About the tree-attention/Medusa/Eagle, one of the core implementation will be tree attention mask in flash attention, which is currently not ready. I'd like to bring your attention to it https://github.com/Dao-AILab/flash-attention/issues/924. If anyone would like to contribute to it, it would be great.
@LiuXiaoxuanPKU has more on this
@sighingnow this issue is for getting the 50% speedup. once the P0s are done we will get it with temperature 1.0.
In the Anyscale fork we saw a 50% speedup on bs=8 with a 68m-sized draft model on TP1/70B target model on TP8 and a 7B draft model on TP(1|8)/70B target model on TP8. This was with the optimizations listed above as "P0".
Hi @cadedaniel, I have tried current main branch to evaluate the acceleration of speculative decoding, but encountered the following assertion error:
https://github.com/vllm-project/vllm/blob/190bc838e17196733526896bf2861f8d05bd3f43/vllm/executor/ray_gpu_executor.py#L28-L32
I'm wondering how the 50% speedup is measured, is there still further pending PRs? And, as the draft-model looks so small (64m-sized), may I know if the 50% speedup is measured with greedy sampling or random sampling?
Thanks!
I have met the same problem. Is there a solution? By the way, is there any documentation on how to evaluate the acceleration of speculative decoding? Thanks!
@sighingnow this issue is for getting the 50% speedup. once the P0s are done we will get it with temperature 1.0.
May I know more about the accept rate when we get the 50% speedup? Thanks!
May I know more about the accept rate when we get the 50% speedup? Thanks!
On llama2 7b / llama2 70b, the acceptance rate was like 80% (no fine tuning). we trained a 68m draft model at anyscale that gets ~50% acceptance rate. btw you can run acceptance rate experiments today (I will push a PR tomorrow for TP>1 support)
I have met the same problem. Is there a solution? By the way, is there any documentation on how to evaluate the acceleration of speculative decoding? Thanks!
Thanks @ChuanhongLi -- FYI there is no acceleration yet. we'll share documentation once there is a useful speedup.
On llama2 7b / llama2 70b, the acceptance rate was like 80% (no fine tuning). we trained a 68m draft model at anyscale that gets ~50% acceptance rate. btw you can run acceptance rate experiments today (I will push a PR tomorrow for TP>1 support)
Thanks for the information! Looking forward to the complete speculative decoding support!
Thanks for the information! Looking forward to the complete speculative decoding support!
Thanks for your reply!
I noticed there's a feature request related to Medusa/Eagle at https://github.com/vllm-project/vllm/issues/4669
On llama2 7b / llama2 70b, the acceptance rate was like 80% (no fine tuning). we trained a 68m draft model at anyscale that gets ~50% acceptance rate. btw you can run acceptance rate experiments today (I will push a PR tomorrow for TP>1 support)

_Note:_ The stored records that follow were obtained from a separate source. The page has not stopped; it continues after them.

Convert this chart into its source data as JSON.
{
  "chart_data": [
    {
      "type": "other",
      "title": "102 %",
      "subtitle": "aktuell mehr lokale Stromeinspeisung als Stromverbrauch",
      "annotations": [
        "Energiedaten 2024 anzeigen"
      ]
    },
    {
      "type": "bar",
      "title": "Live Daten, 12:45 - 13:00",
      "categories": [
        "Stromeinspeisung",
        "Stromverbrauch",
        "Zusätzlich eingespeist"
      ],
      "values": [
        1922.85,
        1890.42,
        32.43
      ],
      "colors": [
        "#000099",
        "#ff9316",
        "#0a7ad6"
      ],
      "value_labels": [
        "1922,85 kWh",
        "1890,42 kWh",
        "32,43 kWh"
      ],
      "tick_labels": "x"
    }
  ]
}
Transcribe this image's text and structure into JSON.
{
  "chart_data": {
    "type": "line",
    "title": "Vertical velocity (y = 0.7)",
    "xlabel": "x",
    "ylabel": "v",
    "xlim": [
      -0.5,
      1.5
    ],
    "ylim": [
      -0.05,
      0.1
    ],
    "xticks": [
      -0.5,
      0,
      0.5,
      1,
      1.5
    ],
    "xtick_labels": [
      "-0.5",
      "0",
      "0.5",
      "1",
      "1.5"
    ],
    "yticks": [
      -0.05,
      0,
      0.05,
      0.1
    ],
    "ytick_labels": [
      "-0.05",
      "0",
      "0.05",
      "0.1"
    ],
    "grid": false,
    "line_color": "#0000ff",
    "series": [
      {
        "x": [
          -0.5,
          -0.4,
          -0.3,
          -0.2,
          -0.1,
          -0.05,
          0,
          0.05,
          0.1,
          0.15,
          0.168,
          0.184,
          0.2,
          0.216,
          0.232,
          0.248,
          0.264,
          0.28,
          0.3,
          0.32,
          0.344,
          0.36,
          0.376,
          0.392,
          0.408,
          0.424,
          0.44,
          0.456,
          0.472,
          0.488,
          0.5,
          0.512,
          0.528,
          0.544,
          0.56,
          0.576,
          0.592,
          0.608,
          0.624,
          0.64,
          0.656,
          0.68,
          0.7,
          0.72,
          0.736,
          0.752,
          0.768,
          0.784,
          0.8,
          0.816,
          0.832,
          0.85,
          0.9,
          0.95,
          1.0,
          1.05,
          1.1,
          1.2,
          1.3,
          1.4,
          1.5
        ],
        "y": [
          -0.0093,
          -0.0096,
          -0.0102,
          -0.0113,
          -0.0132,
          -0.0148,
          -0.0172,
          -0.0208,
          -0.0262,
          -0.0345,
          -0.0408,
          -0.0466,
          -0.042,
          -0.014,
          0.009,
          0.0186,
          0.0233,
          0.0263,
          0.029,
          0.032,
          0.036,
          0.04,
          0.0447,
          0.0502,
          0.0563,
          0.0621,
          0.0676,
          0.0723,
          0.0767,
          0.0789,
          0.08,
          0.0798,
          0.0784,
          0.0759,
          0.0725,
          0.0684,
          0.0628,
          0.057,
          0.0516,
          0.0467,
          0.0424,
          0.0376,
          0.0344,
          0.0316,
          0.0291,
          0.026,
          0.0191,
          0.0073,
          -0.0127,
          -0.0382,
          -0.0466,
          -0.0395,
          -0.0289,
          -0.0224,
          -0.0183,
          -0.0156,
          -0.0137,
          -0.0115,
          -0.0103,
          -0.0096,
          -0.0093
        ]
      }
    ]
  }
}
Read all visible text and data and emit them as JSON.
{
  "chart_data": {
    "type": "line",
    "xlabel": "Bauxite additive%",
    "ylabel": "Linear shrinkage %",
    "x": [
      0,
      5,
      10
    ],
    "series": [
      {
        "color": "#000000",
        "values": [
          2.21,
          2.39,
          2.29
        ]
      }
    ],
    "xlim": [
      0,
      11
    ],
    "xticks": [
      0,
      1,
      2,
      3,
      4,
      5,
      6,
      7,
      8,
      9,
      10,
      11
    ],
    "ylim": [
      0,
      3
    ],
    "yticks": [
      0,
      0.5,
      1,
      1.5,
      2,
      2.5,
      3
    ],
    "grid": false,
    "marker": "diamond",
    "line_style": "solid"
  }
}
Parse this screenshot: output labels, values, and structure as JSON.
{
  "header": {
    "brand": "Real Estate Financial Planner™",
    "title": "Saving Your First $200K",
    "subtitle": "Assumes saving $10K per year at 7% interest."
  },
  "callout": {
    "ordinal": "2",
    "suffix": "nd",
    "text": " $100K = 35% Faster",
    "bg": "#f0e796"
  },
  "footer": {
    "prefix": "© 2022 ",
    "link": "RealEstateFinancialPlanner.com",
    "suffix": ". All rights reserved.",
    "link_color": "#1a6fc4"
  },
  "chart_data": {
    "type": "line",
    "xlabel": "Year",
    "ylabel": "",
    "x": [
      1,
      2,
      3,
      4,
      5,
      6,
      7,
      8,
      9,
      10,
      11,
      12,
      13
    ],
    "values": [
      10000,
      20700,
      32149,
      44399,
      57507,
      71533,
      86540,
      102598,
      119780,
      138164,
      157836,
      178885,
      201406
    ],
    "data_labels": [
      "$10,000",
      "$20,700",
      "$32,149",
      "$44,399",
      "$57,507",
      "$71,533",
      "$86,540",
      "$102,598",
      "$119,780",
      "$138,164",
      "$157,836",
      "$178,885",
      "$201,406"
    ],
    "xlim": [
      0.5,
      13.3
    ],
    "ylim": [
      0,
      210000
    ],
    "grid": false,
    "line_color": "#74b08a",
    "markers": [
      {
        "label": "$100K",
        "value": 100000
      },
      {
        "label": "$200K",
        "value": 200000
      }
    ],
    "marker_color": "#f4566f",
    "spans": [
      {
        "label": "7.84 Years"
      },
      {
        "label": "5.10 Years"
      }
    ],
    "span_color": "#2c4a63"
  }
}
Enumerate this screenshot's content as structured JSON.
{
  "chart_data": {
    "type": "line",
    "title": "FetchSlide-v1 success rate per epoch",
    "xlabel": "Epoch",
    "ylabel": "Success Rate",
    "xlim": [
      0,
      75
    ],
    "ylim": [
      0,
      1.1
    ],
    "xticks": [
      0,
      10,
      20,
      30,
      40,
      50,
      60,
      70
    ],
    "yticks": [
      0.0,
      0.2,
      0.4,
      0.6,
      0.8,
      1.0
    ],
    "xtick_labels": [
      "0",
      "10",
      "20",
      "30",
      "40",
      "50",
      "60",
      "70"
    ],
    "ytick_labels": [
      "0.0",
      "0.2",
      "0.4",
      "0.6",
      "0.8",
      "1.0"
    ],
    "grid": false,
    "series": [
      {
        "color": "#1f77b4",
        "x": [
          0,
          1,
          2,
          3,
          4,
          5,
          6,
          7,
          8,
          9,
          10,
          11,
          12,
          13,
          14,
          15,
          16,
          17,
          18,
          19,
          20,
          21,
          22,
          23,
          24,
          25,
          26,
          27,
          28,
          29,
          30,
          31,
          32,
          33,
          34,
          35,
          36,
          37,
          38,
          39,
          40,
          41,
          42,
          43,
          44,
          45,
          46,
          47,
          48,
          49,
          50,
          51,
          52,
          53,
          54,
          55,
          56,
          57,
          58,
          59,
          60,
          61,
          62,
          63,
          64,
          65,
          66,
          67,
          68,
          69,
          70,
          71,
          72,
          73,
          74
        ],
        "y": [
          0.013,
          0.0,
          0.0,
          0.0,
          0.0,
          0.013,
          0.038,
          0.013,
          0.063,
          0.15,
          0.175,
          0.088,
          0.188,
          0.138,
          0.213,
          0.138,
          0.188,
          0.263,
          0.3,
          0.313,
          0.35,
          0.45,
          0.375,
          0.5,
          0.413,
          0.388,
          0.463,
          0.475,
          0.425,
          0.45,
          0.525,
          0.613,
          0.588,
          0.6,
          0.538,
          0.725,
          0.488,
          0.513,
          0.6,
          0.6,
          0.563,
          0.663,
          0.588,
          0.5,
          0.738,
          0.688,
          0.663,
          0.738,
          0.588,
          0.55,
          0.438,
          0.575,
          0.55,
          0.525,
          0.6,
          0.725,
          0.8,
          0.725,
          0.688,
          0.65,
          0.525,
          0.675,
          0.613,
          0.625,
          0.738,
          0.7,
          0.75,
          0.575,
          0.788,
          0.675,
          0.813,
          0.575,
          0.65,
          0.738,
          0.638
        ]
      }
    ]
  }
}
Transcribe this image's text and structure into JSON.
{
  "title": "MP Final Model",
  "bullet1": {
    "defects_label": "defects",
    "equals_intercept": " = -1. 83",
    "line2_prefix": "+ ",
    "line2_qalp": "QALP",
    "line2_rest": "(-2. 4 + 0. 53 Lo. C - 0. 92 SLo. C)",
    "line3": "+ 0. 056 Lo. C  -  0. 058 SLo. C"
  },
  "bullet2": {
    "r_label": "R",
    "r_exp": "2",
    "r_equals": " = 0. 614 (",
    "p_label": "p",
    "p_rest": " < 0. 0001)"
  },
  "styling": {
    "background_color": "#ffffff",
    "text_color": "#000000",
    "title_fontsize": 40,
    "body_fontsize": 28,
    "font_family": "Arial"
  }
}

@cadedaniel May I know how you calculated the acceptance rate?On llama2 7b / llama2 70b, this acceptance rate seems a little high but just 50% speedup.
P1 (Large) Replace CPU-based batch expansion with multi-query attention kernel call
Hi @cadedaniel @LiuXiaoxuanPKU, I have pushed a multi-query scorer implementation in #6185. Could you please take a look at it and let me know how do you think about it?
Thanks!
Thanks everyone for the help! We hit a 45% latency reduction. Big thanks to @sroy745 @alexm-neuralmagic @comaniac @wooyeonlee0 @zifeitong @LiuXiaoxuanPKU @rkooo567 @ruisearch42 and everyone else who has helped reduced vLLM overheads!
I expect there to be more performance gains once we move the API server outside of the worker, we can re-run evals then.
@cadedaniel thanks for leading this project!
@cadedaniel Thanks for leading this effort.